In one of his first studies on humans, he analyzed the blood of 200 overweight women. Half of the group ate only 600 calories two consecutive days per week. The other half ate normally, but they reduced their calories by 20%. By the end of the six-month study, the two groups had consumed about the same number of calories and lost the same amount of weight. However, the IF group had a more significant reduction in abdominal fat and improved glucose regulation, an essential factor in diabetes management. Since then, there have been hundreds of studies involving intermittent fasting that can be found at clinicaltrials.gov.
In my non-scientific analysis, I know three people who have been on the plan. My 61-year-old husband is an avid weightlifter who eats nutritiously and maintains a normal weight. He wanted to see what all the fuss was about. After six weeks on the program, he felt tired, hungry, and cranky. End of experiment. However, since time-restricted eating helped my friend end night-time grazing, she lost eight pounds in her first two months. She enjoys the simplicity of not keeping track of calories and says, “It forces me to think and plan my eating. It is also great to feel hungry once in a while. I almost forgot what it felt like.” Well, everyone is entitled to their own opinion. Not sure that would be mine! Finally, there’s my sister. I couldn’t stop laughing as she described shoving as much food into her belly while watching the clock tick down before the time expired on her “eating window.” It led her to eat more food! We always seem to want something when we cannot have it.

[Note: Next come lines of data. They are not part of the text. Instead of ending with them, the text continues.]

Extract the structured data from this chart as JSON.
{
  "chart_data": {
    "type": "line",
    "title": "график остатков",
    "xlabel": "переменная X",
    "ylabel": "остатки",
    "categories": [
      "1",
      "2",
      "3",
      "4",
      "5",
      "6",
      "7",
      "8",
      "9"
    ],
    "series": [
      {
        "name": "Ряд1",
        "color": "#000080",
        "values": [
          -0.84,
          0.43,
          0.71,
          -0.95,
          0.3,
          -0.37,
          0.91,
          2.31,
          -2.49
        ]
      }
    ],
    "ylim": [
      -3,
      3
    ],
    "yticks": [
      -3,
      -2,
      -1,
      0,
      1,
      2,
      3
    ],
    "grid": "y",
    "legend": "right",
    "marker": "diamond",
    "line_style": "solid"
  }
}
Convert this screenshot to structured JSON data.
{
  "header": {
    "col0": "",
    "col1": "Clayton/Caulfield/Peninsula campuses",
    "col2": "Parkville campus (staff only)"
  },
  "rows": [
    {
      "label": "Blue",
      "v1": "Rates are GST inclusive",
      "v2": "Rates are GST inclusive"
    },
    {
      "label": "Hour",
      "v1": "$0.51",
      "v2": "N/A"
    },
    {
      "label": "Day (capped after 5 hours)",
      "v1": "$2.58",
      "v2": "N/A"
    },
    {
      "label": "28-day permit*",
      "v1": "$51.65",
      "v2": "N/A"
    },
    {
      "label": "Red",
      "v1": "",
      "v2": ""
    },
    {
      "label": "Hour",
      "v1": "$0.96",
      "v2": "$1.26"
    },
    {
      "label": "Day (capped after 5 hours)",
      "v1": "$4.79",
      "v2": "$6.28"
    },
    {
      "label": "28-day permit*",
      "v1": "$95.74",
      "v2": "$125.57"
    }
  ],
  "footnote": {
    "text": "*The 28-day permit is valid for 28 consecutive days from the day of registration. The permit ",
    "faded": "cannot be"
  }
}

That brings me to another point about IF. It is human nature for us to take everything to extremes. “Red wine is good for me? I will have three glasses. Coffee is fine? Let me fill my 32-ounce to-go cup. I am intermittent fasting; I can eat whatever I want.” So, I asked Mattson what an intermittent faster should eat? He recommended a variety of fruits and vegetables, whole grains, olive oil, and fish instead of red meat. In essence, he described the Mediterranean diet. I am no scientist, but I will suggest that if people ate like that anyway, without the time restraints, they would lose weight and improve their health markers. However, it does make sense that people would tend to eat fewer calories in a time-restricted plan (unless you are my sister, and most likely, me).
If you want to change how you eat, decide what plan makes sense in your life. Some people might do better by tracking their calories and eating regular meals. For others, intermittent fasting is the perfect option. The bottom line is that the eating plan that works is the one you can follow.

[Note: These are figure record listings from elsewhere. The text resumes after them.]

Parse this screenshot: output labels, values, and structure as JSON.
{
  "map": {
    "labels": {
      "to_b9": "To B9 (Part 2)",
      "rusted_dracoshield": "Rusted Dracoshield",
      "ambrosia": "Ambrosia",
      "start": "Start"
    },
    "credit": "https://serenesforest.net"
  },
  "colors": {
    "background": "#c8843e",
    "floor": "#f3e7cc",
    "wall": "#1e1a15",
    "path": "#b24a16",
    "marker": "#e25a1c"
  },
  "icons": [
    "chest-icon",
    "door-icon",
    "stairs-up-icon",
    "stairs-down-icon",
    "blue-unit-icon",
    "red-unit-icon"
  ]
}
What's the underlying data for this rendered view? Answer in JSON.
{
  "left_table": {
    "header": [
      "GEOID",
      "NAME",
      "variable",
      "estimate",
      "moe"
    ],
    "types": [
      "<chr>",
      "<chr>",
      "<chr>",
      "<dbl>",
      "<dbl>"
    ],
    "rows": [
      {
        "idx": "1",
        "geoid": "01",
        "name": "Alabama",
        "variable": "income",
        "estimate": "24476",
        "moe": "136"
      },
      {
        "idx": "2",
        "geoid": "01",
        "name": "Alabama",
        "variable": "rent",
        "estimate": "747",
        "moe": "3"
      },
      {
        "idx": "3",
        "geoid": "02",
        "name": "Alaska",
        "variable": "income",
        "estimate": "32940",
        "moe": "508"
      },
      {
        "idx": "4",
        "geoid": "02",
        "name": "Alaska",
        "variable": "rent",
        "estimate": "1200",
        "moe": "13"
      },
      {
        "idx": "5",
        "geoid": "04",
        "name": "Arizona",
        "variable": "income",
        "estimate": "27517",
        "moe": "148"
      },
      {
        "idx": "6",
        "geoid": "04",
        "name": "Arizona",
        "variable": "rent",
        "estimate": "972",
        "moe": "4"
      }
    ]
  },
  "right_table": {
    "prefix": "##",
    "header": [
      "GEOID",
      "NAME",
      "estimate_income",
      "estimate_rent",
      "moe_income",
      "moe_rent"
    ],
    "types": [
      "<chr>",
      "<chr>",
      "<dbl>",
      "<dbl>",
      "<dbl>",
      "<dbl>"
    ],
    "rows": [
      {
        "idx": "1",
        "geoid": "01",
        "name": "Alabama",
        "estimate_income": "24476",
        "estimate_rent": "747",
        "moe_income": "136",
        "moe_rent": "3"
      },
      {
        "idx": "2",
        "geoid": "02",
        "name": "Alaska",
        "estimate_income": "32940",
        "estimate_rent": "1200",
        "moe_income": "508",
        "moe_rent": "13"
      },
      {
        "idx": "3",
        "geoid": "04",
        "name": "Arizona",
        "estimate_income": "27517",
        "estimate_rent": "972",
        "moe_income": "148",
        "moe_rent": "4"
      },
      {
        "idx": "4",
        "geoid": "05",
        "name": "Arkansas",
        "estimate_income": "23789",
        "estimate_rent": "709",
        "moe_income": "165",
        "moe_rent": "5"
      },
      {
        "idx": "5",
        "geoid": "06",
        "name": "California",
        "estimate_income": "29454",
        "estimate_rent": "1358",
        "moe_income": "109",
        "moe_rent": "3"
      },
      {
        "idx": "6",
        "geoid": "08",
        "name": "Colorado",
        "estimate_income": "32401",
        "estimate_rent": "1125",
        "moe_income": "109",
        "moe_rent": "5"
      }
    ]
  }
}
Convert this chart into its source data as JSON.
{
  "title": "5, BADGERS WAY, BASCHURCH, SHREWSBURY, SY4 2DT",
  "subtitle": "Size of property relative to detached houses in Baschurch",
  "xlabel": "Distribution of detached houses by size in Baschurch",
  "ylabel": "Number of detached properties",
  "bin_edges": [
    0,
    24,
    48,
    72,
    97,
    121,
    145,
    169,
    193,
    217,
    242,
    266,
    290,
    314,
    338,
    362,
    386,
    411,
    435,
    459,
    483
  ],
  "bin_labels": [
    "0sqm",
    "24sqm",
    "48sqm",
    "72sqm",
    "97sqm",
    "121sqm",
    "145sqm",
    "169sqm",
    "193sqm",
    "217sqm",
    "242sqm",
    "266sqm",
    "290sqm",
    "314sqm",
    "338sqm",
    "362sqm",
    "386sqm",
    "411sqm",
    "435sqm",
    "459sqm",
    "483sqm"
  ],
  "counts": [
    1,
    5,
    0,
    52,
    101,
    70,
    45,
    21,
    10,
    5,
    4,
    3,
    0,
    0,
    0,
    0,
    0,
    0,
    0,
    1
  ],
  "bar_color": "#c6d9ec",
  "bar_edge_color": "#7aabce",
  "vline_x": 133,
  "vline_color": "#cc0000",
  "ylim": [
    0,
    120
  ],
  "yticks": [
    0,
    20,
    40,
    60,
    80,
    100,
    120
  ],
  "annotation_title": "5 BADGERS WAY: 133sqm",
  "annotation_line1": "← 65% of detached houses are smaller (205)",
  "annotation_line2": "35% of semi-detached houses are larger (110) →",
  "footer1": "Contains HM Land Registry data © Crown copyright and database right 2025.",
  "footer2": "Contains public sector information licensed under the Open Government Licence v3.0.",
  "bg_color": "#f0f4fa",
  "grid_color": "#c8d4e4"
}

Most Popular Intermittent Fasting Approaches:
Alternate Day Fasting - Normal eating every other day, with days of restricted eating (500 calories) in between. Zero-calorie beverages such as water, coffee, and tea are allowed.
16:8 Plan – You eat regularly for eight hours and fast for 16 hours. You only actually fast for eight hours since you are sleeping for eight hours.
5:2 plan - involves normal eating five days a week but limiting yourself to 500 to 600 calories for two non-consecutive days.